J:- Lo so. E so anche che non sei un'assassina. 

Mi sorrise dolcemente e mi baciò sulle labbra. 

Jughead's pov

Eravamo tornati dalla centrale e le avevo chiesto perchè mi avesse mentito. Dopo la sua spiegazione, le sorrisi dolcemente e la baciai sulle labbra. Indossammo il pigiama e ci sdraiammo sul letto. Lei si addormentò abbastanza in fretta, ma io non riuscivo a dormire quindi presi il mio computer: di notte avevo più ispirazione, infatti la maggior parte delle volte passavo la notte sveglio per scrivere un capitolo che mi era appena venuto in mente.

"La paura. La più primitiva, la più umana delle emozioni. Da bambini, abbiamo paura di tutto: del buio, dell'uomo nero sotto il letto... e preghiamo perchè venga mattina e i mostri si dissolvano. Anche se non lo fanno mai.

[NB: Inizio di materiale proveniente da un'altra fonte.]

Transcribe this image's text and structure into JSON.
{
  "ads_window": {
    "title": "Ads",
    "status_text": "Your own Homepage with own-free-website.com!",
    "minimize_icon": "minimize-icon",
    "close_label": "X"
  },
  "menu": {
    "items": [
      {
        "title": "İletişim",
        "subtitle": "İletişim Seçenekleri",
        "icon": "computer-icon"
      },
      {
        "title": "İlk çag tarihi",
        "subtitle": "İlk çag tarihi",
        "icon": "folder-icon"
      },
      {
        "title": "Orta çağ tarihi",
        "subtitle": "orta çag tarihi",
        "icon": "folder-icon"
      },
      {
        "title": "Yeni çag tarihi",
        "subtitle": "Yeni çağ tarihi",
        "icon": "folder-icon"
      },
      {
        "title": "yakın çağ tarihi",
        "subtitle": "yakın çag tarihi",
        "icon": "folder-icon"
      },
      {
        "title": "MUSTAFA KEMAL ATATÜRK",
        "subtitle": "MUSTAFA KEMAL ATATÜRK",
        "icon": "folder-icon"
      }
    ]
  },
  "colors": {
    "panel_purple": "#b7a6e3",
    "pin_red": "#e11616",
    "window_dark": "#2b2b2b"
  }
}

Non proprio. Basta chiedere a Jason Blossom. Un'altra cosa buffa della paura è che a volte cresce insieme a te. Oppure si aggrappa dentro di te e ti annoda lo stomaco.

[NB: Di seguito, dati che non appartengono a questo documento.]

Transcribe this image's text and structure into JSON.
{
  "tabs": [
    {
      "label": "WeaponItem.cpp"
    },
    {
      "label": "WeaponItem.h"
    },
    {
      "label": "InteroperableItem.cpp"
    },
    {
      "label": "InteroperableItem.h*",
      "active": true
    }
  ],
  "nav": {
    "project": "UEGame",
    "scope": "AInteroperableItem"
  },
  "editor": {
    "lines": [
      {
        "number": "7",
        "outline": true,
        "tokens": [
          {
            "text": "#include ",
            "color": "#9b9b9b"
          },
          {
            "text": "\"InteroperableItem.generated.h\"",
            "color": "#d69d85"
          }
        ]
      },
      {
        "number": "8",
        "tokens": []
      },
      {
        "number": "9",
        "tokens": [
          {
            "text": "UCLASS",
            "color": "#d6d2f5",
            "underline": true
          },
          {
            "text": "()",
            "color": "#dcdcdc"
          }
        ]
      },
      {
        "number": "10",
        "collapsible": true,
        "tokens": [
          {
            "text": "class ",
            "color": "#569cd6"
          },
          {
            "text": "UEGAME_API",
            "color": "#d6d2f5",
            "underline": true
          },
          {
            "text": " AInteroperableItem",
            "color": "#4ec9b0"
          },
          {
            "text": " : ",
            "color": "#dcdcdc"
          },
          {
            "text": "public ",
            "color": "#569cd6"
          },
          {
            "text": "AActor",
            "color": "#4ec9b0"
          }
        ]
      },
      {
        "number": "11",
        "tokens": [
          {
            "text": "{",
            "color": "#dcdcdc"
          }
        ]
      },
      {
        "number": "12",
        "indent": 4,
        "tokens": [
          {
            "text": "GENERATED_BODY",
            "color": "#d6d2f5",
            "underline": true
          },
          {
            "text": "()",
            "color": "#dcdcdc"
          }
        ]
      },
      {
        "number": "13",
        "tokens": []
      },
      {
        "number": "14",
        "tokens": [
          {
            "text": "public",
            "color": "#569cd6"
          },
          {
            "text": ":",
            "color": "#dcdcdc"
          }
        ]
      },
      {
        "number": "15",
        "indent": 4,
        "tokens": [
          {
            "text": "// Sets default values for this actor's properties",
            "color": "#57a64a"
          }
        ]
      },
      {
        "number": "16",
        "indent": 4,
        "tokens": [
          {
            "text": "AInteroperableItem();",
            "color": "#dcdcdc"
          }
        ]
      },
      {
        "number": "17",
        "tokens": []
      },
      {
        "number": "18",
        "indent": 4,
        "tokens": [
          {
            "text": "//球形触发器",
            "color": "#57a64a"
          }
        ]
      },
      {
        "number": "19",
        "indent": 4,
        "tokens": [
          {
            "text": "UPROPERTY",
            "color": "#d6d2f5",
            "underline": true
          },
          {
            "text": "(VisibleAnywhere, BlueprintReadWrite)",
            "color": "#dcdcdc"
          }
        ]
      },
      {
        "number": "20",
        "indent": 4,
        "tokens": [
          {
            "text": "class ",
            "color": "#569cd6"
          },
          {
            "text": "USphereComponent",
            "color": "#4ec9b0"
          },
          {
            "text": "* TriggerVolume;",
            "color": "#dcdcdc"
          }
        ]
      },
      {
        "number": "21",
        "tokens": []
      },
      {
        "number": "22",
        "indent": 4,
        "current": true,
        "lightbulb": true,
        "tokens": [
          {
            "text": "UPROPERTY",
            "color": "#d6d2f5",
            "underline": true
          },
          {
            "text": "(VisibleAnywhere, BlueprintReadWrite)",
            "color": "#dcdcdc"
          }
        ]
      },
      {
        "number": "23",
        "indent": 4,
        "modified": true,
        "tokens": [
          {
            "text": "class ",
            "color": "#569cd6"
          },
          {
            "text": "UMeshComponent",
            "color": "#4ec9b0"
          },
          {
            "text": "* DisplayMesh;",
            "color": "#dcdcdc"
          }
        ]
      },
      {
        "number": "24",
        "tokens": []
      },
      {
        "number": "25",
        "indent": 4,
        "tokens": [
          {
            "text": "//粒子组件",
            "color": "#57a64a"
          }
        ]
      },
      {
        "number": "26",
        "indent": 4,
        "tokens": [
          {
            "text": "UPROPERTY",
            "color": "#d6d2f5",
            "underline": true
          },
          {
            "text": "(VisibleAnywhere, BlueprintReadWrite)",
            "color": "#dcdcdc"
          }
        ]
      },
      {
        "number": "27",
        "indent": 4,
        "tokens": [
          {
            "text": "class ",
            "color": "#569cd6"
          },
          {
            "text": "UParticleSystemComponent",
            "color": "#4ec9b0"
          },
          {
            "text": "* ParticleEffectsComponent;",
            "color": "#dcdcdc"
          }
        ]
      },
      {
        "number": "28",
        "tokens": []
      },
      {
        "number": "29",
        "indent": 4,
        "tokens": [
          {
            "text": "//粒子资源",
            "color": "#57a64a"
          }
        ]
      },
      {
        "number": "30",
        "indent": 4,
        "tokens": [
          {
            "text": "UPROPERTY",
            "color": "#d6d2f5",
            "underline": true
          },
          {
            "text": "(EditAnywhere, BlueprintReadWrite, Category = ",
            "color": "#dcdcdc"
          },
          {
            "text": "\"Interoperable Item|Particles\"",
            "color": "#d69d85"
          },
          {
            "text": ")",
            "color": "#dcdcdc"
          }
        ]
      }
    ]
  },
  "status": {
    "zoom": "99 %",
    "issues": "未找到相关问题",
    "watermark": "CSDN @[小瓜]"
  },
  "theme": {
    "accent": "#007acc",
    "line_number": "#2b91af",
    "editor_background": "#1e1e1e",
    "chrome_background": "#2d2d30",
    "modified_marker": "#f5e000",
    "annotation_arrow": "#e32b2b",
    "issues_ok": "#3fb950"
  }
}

C'è una cosa della paura: è sempre lì. La paura dell'ignoto, la paura di affrontarlo da soli... e la paura che siano le persone più care i mostri. La paura che quando uccidi un mostro ce n'è subito un altro pronto a prendere il suo posto. La paura che ci sia un altro uomo nero che attende alla fine del corridoio buio. Lei era là fuori. Sola, priva di tutto, alla deriva... Dove stava andando? Che cosa avrebbe fatto?"